Male feeding female in nest.
Considered a "near threatened" species by the IUCN, . The "horn" of the Rhinoceros Hornbills is called a casque, a decorative overgrowth on the Hornbill's beak that is made out of keratin (similar to the substance that makes our hair and fingernails) and is the reason for the population decline of wild hornbills as they are often hunted for this precious "golden jade".

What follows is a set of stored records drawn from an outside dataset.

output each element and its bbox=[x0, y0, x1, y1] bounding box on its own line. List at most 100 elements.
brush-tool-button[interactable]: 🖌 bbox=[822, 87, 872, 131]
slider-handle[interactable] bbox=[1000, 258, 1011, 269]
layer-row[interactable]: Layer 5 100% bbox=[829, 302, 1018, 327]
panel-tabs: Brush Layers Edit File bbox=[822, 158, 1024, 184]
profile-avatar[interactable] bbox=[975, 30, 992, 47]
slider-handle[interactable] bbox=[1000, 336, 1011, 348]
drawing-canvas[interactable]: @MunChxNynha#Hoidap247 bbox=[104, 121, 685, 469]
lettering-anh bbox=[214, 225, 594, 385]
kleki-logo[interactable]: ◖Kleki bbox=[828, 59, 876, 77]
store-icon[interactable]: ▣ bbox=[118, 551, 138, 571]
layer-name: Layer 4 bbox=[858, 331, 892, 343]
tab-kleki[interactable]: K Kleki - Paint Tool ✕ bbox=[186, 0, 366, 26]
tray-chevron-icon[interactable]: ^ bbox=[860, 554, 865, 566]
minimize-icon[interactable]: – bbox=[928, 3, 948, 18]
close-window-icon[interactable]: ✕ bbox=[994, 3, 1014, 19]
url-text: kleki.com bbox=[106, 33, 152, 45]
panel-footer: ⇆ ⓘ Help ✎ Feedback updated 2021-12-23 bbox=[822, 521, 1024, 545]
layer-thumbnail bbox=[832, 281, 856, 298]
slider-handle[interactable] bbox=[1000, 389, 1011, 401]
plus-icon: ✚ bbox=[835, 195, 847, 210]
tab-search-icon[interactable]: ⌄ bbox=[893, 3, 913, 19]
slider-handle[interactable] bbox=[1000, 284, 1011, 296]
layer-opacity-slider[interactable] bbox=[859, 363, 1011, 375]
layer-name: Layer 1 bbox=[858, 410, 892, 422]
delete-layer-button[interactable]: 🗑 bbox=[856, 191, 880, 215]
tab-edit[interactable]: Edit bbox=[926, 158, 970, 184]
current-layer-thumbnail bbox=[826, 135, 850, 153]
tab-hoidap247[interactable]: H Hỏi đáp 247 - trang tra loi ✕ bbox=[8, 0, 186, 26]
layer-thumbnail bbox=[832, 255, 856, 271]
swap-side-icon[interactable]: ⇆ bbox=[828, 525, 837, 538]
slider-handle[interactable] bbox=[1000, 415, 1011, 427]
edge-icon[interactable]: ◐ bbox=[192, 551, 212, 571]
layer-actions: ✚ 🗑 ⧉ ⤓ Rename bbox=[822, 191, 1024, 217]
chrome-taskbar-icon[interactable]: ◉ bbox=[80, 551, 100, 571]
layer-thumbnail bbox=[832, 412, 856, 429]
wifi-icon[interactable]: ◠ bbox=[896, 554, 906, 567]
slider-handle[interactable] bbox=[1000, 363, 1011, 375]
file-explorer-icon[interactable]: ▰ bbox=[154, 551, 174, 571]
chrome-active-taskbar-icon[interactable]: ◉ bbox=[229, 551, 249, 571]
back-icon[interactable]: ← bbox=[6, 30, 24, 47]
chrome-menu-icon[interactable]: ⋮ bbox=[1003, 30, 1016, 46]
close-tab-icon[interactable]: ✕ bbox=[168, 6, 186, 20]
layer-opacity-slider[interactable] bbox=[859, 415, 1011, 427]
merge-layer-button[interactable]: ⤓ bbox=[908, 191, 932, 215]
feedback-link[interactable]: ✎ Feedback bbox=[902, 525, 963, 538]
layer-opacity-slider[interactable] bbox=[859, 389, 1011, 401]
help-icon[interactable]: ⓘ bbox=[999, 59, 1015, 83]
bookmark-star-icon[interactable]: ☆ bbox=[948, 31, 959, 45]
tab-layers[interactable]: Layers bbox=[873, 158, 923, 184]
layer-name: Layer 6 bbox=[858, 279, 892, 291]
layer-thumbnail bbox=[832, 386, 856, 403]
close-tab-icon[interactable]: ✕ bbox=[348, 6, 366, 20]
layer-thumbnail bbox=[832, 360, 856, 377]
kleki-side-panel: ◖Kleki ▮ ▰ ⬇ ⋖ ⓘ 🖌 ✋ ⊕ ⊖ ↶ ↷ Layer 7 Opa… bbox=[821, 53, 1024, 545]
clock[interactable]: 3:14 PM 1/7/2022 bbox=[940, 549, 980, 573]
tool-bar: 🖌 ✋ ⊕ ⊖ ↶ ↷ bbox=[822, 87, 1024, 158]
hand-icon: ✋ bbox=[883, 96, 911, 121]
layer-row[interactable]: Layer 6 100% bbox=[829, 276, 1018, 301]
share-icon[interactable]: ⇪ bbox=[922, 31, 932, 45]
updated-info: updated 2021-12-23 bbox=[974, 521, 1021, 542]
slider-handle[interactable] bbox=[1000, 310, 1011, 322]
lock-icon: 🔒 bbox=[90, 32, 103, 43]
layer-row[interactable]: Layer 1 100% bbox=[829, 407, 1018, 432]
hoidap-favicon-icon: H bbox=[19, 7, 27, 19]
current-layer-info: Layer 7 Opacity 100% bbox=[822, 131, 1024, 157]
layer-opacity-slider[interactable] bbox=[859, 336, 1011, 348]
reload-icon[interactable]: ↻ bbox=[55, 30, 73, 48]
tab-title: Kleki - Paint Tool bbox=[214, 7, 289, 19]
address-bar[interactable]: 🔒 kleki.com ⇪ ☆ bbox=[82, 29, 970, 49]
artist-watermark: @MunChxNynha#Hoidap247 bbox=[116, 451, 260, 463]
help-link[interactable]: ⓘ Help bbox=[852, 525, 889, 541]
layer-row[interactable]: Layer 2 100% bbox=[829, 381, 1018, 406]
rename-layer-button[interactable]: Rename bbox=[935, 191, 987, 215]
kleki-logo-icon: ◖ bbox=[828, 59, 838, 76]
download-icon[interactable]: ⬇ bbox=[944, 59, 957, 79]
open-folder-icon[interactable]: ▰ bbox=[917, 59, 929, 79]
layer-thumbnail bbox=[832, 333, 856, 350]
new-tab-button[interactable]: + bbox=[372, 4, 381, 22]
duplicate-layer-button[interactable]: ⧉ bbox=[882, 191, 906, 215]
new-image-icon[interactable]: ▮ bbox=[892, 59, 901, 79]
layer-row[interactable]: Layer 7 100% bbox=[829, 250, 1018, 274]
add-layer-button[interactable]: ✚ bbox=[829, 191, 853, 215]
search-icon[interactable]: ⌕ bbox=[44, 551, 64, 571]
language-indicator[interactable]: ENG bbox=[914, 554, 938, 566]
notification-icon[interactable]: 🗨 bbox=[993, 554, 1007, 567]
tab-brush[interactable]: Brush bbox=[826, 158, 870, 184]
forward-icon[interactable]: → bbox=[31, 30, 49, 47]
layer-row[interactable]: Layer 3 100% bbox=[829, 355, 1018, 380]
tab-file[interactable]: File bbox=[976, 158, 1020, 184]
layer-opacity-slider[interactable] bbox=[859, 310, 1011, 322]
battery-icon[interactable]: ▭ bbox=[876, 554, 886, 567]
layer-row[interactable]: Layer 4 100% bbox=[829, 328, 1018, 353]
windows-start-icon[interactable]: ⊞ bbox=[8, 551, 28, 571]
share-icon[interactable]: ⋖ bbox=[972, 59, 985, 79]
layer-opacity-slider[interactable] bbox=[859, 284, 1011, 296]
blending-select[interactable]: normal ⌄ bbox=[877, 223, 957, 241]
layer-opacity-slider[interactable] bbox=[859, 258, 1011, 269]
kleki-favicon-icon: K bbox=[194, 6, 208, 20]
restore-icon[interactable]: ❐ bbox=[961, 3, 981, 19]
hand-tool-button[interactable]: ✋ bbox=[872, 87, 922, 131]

To Malaysians, this bird possesess some cultural significance. Generally accepted as the natural bird of Malaysia its likeness often graces many tourism advertisements promoting the country and is even featured prominently in the state crest of Sarawak where many of the natives consider the bird to be a manifestation of their War God, "Singalang Burong". Personally, I just feel that they are like many of Mother Nature's wonderful creations a great addition to the already rich biodiversity of our country and yet another pressing reason to preserve the rainforests which are so abundant and yet, are getting lesser and lesser every day.


The 7th said...

sorry for that,check this out and do join us if you want :)

Nature Rambles said...

I've only seen them in a nature reserve as they flew past. Love the close shot and the courting pair. Also the courting details are interesting. I knew about the female being sealed but losing the feathers was something I didn't know. Great post!